Infectobesity – A Viral Fat?
Could a virus you contracted in childhood turn you into a fat adult? That’s what research says. A common human virus called “adenovirus-36”, or Ad-36 – is now said to be a contributor to human obesity. According to a report on Web MD, “One specific Ad-36 gene, called E4Orfl, is responsible for the virus’s obesity-related effects.”
“Infectobesity” is the term coined by Louisiana State University researcher Nikhil Dhurandhar, PhD. There’s one caveat; tests were performed on mice and chickens, not humans.
Recently, viral infections have been recognized as possible cause of obesity. So the term infectobesity can be used to describe the growing nature of it. To date, in animals six viruses and a scrapie agent have been shown to be associated with obesity.
Understanding contribution of various etiologic factors of obesity may lead to treatments directed specifically toward the cause, and consequently, its successful management.
Ad – 36 was first isolated in 1978 in a diabetic child in Germany. The name is derived from the adenoids, or pharyngeal tonsils, where the first adenovirus was discovered.
After a lot of medical speak, the conclusion was that more studies were needed.

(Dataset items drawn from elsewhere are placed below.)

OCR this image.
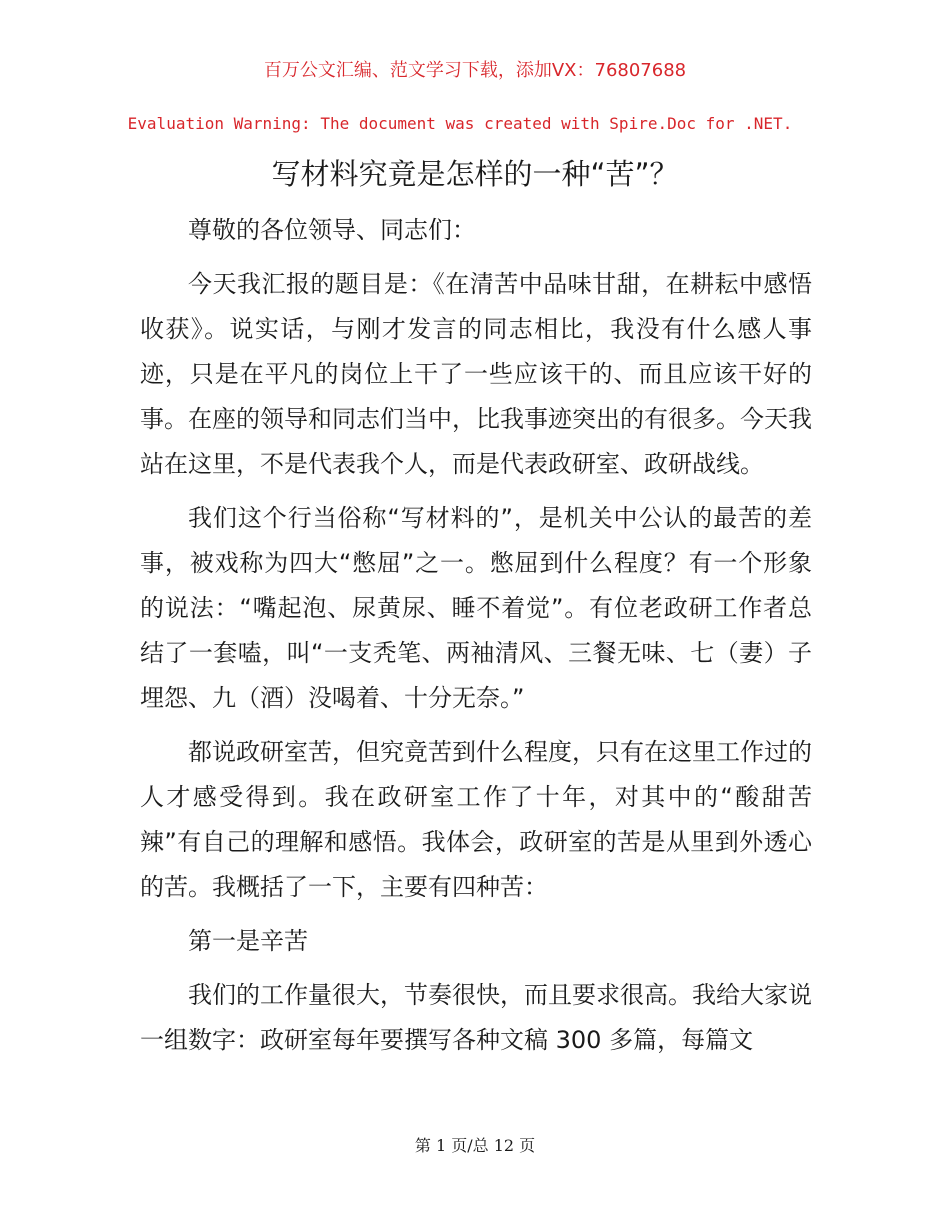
百万公文汇编、范文学习下载，添加VX：76807688
Evaluation Warning: The document was created with Spire.Doc for .NET.
写材料究竟是怎样的一种“苦”？

尊敬的各位领导、同志们：

今天我汇报的题目是：《在清苦中品味甘甜，在耕耘中感悟收获》。说实话，与刚才发言的同志相比，我没有什么感人事迹，只是在平凡的岗位上干了一些应该干的、而且应该干好的事。在座的领导和同志们当中，比我事迹突出的有很多。今天我站在这里，不是代表我个人，而是代表政研室、政研战线。

我们这个行当俗称“写材料的”，是机关中公认的最苦的差事，被戏称为四大“憋屈”之一。憋屈到什么程度？有一个形象的说法：“嘴起泡、尿黄尿、睡不着觉”。有位老政研工作者总结了一套嗑，叫“一支秃笔、两袖清风、三餐无味、七（妻）子埋怨、九（酒）没喝着、十分无奈。”

都说政研室苦，但究竟苦到什么程度，只有在这里工作过的人才感受得到。我在政研室工作了十年，对其中的“酸甜苦辣”有自己的理解和感悟。我体会，政研室的苦是从里到外透心的苦。我概括了一下，主要有四种苦：

第一是辛苦

我们的工作量很大，节奏很快，而且要求很高。我给大家说一组数字：政研室每年要撰写各种文稿 300 多篇，每篇文

第 1 页/总 12 页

Though obesity has multiple causes, an overlooked possibility is that in some instances it could be due to an infection. It is possible that viral infections exacerbate and facilitate the development of obesity, or its complications, by working in conjunction with other adipogenic factors.
Due to ethical considerations, human beings cannot be experimentally infected with these pathogens. In order to determine the role of viral pathogens in human obesity, that is does the Ad 36 virus cause obesity or there are increased titers of virus due to obesity, further research with larger sample size is required.